La réponse paraît évidente : c’est le conseiller de la mise en état…

… sauf que dans mon cas, c’est un peu plus compliquée, de sorte que la question peut se poser… et je me la pose.

Dans un dossier, je prends la suite, à titre de postulant, d’un confrère qui vient de subit une irrecevabilité de ses conclusions d’intimé.

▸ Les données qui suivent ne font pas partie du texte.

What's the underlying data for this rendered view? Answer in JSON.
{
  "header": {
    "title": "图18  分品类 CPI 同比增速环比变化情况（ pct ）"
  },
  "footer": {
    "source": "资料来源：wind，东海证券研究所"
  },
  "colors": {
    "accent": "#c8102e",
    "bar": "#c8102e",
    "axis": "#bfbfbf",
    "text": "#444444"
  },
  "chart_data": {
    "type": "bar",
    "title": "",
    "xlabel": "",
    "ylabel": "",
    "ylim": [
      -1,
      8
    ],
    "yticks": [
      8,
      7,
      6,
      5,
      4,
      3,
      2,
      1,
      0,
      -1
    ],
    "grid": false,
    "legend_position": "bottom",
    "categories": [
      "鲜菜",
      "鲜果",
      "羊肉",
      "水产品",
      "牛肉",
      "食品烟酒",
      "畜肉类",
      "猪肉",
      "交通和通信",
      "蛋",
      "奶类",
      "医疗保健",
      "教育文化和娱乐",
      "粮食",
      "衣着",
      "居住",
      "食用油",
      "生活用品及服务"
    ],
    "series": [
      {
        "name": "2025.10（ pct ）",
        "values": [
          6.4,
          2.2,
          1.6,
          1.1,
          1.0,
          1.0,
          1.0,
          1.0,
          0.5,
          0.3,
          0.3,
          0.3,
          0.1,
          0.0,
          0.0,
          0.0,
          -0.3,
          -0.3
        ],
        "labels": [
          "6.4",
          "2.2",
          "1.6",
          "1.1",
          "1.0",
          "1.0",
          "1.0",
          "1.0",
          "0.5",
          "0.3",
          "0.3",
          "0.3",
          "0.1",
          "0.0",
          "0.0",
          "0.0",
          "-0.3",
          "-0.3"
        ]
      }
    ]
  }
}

J’interviens juste après l’ordonnance de mise en état, à l’encontre de laquelle je régularise un déféré.

Mais en travaillant sur le dossier, je repère une erreur procédurale de l’adversaire qui m’amène à soulever la caducité de son appel.

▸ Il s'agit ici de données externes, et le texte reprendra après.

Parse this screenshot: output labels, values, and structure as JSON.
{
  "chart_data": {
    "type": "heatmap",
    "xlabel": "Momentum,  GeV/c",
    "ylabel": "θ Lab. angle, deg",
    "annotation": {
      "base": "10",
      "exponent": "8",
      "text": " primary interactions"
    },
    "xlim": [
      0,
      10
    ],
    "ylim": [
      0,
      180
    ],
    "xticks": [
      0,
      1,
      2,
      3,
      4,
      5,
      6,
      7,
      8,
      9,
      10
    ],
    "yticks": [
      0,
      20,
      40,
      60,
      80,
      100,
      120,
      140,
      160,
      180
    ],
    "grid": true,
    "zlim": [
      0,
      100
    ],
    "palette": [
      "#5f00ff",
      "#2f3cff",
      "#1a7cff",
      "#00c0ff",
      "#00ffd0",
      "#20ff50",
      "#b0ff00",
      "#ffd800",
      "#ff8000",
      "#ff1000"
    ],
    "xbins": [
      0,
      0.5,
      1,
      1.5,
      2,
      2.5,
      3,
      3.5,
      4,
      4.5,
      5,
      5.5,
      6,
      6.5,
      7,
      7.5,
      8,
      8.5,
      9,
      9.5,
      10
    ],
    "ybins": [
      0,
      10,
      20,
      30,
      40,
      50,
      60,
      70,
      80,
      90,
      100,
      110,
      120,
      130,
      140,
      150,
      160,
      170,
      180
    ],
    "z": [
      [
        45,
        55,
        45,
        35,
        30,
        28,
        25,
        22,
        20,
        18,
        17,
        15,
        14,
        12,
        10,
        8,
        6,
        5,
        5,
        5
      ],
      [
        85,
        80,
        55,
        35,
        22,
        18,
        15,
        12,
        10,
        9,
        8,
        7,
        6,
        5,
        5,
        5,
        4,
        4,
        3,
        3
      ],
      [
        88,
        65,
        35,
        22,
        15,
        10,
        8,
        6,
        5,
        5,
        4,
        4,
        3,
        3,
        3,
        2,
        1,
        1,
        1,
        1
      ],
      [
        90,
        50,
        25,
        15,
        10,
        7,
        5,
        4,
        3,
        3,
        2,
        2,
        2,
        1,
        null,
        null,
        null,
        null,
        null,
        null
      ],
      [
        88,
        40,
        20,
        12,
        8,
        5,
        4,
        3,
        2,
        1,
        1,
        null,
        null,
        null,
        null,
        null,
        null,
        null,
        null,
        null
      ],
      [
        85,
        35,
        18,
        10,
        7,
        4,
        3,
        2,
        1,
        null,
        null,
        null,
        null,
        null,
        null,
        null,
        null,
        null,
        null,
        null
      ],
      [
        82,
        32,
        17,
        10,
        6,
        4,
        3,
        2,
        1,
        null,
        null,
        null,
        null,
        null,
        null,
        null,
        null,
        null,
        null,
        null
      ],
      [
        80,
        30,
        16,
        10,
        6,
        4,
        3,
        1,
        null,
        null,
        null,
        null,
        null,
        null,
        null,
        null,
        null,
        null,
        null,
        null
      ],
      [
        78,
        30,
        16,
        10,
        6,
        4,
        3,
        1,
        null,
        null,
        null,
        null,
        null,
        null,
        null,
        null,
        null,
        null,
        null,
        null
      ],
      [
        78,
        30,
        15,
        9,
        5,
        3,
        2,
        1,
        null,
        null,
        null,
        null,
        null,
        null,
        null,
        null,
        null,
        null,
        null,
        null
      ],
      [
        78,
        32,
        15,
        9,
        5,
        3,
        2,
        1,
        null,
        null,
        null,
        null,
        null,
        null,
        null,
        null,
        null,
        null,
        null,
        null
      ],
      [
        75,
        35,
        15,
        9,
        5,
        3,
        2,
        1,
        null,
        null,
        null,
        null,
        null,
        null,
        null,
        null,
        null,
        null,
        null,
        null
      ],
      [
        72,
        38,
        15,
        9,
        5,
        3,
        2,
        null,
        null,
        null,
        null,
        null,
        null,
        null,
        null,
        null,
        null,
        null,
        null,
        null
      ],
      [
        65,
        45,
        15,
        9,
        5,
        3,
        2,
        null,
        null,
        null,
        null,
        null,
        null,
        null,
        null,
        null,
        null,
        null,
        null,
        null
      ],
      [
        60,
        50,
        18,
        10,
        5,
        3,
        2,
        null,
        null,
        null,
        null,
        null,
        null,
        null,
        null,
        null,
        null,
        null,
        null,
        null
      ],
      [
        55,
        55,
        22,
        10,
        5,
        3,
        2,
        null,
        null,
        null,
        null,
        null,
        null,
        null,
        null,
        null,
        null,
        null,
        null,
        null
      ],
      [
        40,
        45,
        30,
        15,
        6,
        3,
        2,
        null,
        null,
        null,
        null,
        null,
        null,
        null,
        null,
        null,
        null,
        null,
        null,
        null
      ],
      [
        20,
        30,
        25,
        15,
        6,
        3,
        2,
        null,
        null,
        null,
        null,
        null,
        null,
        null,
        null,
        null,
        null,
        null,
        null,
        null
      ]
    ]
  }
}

Et oui, c’est l’histoire bien connue de l’arroseur arrosé. Mais ça tombe bien car l’adversaire n’a pas été spécialement clean dans cette affaire.

Mais alors, existe-t-il un effet dévolutif du déféré qui est une espèce “d’appel dans l’appel” ?

Nous connaissons bien le déféré incident, ce qui rapproche le déféré de l’appel.

Dans le doute, je soumets mon moyen – nouveau – de caducité à la formation collégiale de la cour, dans le cadre du déféré.

Evidemment, je ne prends pas de risque, et je saisis également le Conseiller de la mise en état d’un incident.

Je leur pose la question du pouvoir de l’un ou de l’autre. Ils se débrouilleront entre eux, le principal pour moi étant d’obtenir la caducité.

Cependant, a priori, je pencherai plutôt pour un pouvoir du conseiller de la mise en état, même s’il est vrai qu’il n’existe pas de principe du double de degré de juridiction en la matière.